As described in Roll Jordan, Roll: The World the Slaves Made, slaves were sometimes killed due to excessive whipping. Whipping was a way to break or correct slaves, but abolitionists described this action as inhumane. Slaveholders believed that whippings were better than capital punishment. Their defense was that, “civilized countries like Germany permitted young mine workers-mere boys- to be whipped.” They did not believe that whipping was a crime, and that if it was a crime, it was only minor one.

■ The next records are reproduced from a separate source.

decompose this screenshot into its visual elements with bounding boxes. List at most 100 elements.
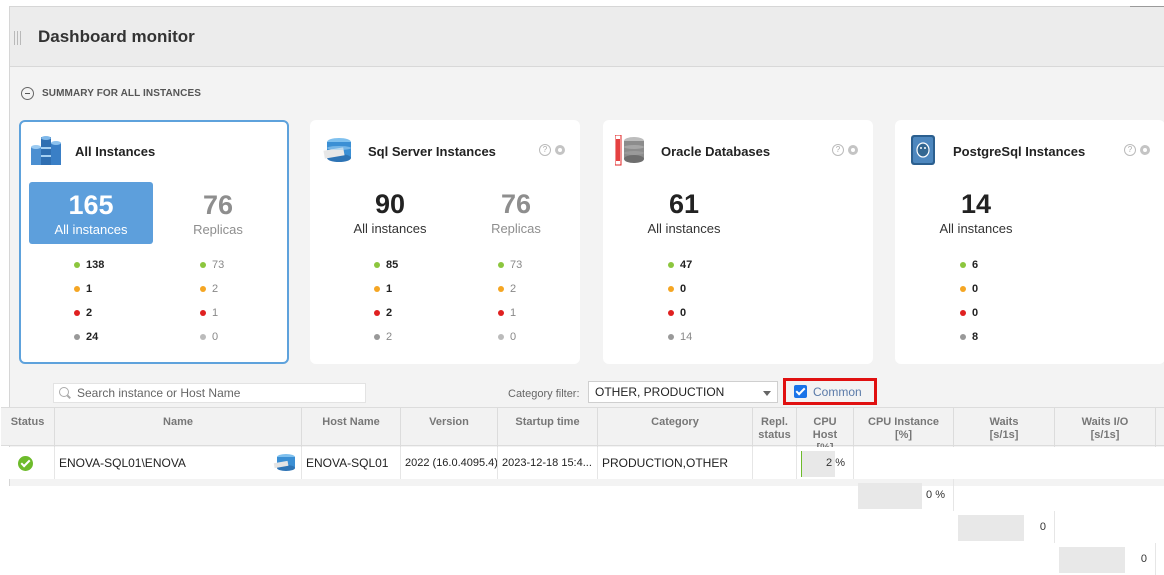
postgres-all-instances-tile[interactable]: 14 All instances	[914, 188, 1038, 238]
common-checkbox-highlight: Common	[783, 378, 877, 405]
replica-stat-warning[interactable]: 2	[498, 282, 516, 296]
search-box[interactable]	[53, 383, 366, 403]
help-icon[interactable]: ?	[1124, 144, 1136, 156]
stat-unknown[interactable]: 14	[668, 330, 692, 344]
stat-warning[interactable]: 0	[960, 282, 978, 296]
stat-ok[interactable]: 6	[960, 258, 978, 272]
replica-stat-critical[interactable]: 1	[498, 306, 516, 320]
column-header-category[interactable]: Category	[598, 408, 753, 447]
stat-value: 0	[212, 331, 219, 343]
chevron-down-icon[interactable]	[763, 391, 771, 396]
help-icon[interactable]: ?	[832, 144, 844, 156]
card-all-instances[interactable]: All Instances 165 All instances 76 Repli…	[19, 120, 289, 364]
cpu-host-value: 2 %	[826, 457, 845, 469]
sql-server-icon	[322, 135, 356, 167]
stat-warning[interactable]: 1	[374, 282, 392, 296]
replica-stat-unknown[interactable]: 0	[498, 330, 516, 344]
stat-value: 2	[86, 307, 93, 319]
sql-all-instances-tile[interactable]: 90 All instances	[328, 188, 452, 238]
column-header-waits-io[interactable]: Waits I/O [s/1s]	[1055, 408, 1156, 447]
column-header-status[interactable]: Status	[1, 408, 55, 447]
stat-unknown[interactable]: 8	[960, 330, 978, 344]
common-label[interactable]: Common	[813, 385, 862, 399]
all-instances-count-tile[interactable]: 165 All instances	[29, 182, 153, 244]
stat-warning[interactable]: 0	[668, 282, 686, 296]
warning-dot-icon	[74, 286, 80, 292]
gear-icon[interactable]	[1139, 144, 1151, 156]
column-header-cpu-host[interactable]: CPU Host [%]	[797, 408, 854, 447]
warning-dot-icon	[200, 286, 206, 292]
oracle-all-instances-tile[interactable]: 61 All instances	[622, 188, 746, 238]
version-cell: 2022 (16.0.4095.4)	[401, 447, 498, 479]
stat-warning[interactable]: 1	[74, 282, 92, 296]
summary-section-toggle[interactable]: SUMMARY FOR ALL INSTANCES	[21, 85, 201, 101]
column-header-startup-time[interactable]: Startup time	[498, 408, 598, 447]
category-filter-select[interactable]: OTHER, PRODUCTION	[588, 381, 778, 403]
stat-critical[interactable]: 0	[960, 306, 978, 320]
stat-value: 8	[972, 331, 979, 343]
replica-stat-ok[interactable]: 73	[200, 258, 224, 272]
stat-value: 73	[510, 259, 523, 271]
collapse-icon[interactable]	[21, 86, 34, 100]
common-checkbox[interactable]	[794, 385, 807, 398]
unknown-dot-icon	[498, 334, 504, 340]
page-title: Dashboard monitor	[38, 27, 195, 46]
card-oracle-databases[interactable]: Oracle Databases ? 61 All instances 47 0…	[603, 120, 873, 364]
stat-value: 47	[680, 259, 693, 271]
category-filter-label: Category filter:	[508, 388, 580, 400]
stat-critical[interactable]: 0	[668, 306, 686, 320]
filter-toolbar: Category filter: OTHER, PRODUCTION Commo…	[10, 378, 1164, 406]
waits-io-cell: 0	[1055, 543, 1156, 575]
oracle-all-instances-label: All instances	[647, 221, 721, 236]
search-input[interactable]	[75, 385, 355, 401]
all-instances-label: All instances	[54, 222, 128, 237]
table-row[interactable]: ENOVA-SQL01\ENOVA ENOVA-SQL01 2022 (16.0…	[1, 447, 1164, 575]
card-sql-server-instances[interactable]: Sql Server Instances ? 90 All instances …	[310, 120, 580, 364]
replicas-label: Replicas	[193, 222, 243, 237]
card-title: Sql Server Instances	[368, 143, 496, 159]
stat-unknown[interactable]: 2	[374, 330, 392, 344]
critical-dot-icon	[374, 310, 380, 316]
ok-dot-icon	[374, 262, 380, 268]
stat-ok[interactable]: 85	[374, 258, 398, 272]
stat-critical[interactable]: 2	[74, 306, 92, 320]
replicas-count-tile[interactable]: 76 Replicas	[156, 189, 280, 239]
column-header-cpu-instance[interactable]: CPU Instance [%]	[854, 408, 954, 447]
card-title: All Instances	[75, 143, 156, 159]
critical-dot-icon	[200, 310, 206, 316]
stat-value: 138	[86, 259, 105, 271]
replica-stat-critical[interactable]: 1	[200, 306, 218, 320]
replica-stat-warning[interactable]: 2	[200, 282, 218, 296]
column-header-host-name[interactable]: Host Name	[302, 408, 401, 447]
repl-status-cell	[753, 447, 797, 479]
replica-stat-unknown[interactable]: 0	[200, 330, 218, 344]
gear-icon[interactable]	[554, 144, 566, 156]
startup-time-cell: 2023-12-18 15:4...	[498, 447, 598, 479]
column-header-version[interactable]: Version	[401, 408, 498, 447]
column-header-waits[interactable]: Waits [s/1s]	[954, 408, 1055, 447]
card-postgresql-instances[interactable]: PostgreSql Instances ? 14 All instances …	[895, 120, 1164, 364]
stat-unknown[interactable]: 24	[74, 330, 98, 344]
oracle-all-instances-count: 61	[668, 189, 700, 219]
stat-value: 6	[972, 259, 979, 271]
critical-dot-icon	[498, 310, 504, 316]
gear-icon[interactable]	[847, 144, 859, 156]
sql-all-instances-label: All instances	[353, 221, 427, 236]
drag-handle-icon[interactable]	[14, 31, 22, 45]
cpu-host-cell: 2 %	[797, 447, 854, 479]
category-cell: PRODUCTION,OTHER	[598, 447, 753, 479]
replica-stat-ok[interactable]: 73	[498, 258, 522, 272]
column-header-name[interactable]: Name	[55, 408, 302, 447]
name-cell[interactable]: ENOVA-SQL01\ENOVA	[55, 447, 302, 479]
instance-name[interactable]: ENOVA-SQL01\ENOVA	[59, 456, 186, 470]
column-header-repl-status[interactable]: Repl. status	[753, 408, 797, 447]
postgres-all-instances-label: All instances	[939, 221, 1013, 236]
stat-ok[interactable]: 138	[74, 258, 104, 272]
help-icon[interactable]: ?	[539, 144, 551, 156]
stat-critical[interactable]: 2	[374, 306, 392, 320]
sql-replicas-tile[interactable]: 76 Replicas	[454, 188, 578, 238]
critical-dot-icon	[960, 310, 966, 316]
stat-ok[interactable]: 47	[668, 258, 692, 272]
stat-value: 1	[510, 307, 517, 319]
stat-value: 1	[86, 283, 93, 295]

To find this information about Sarah Frances Shaw Graves and other former slaves, the Works Progress Administration (WPA), conducted interviews with former slaves. The interview was done in person at her home in Skidmore, Missouri. The WPA conducted their series, Born in Slavery: Slave Narratives from the Federal Writers’ Project. From 1936-1938, the WPA collected over 2,300 first person slave accounts and 500 black-and-white photographs of former slaves.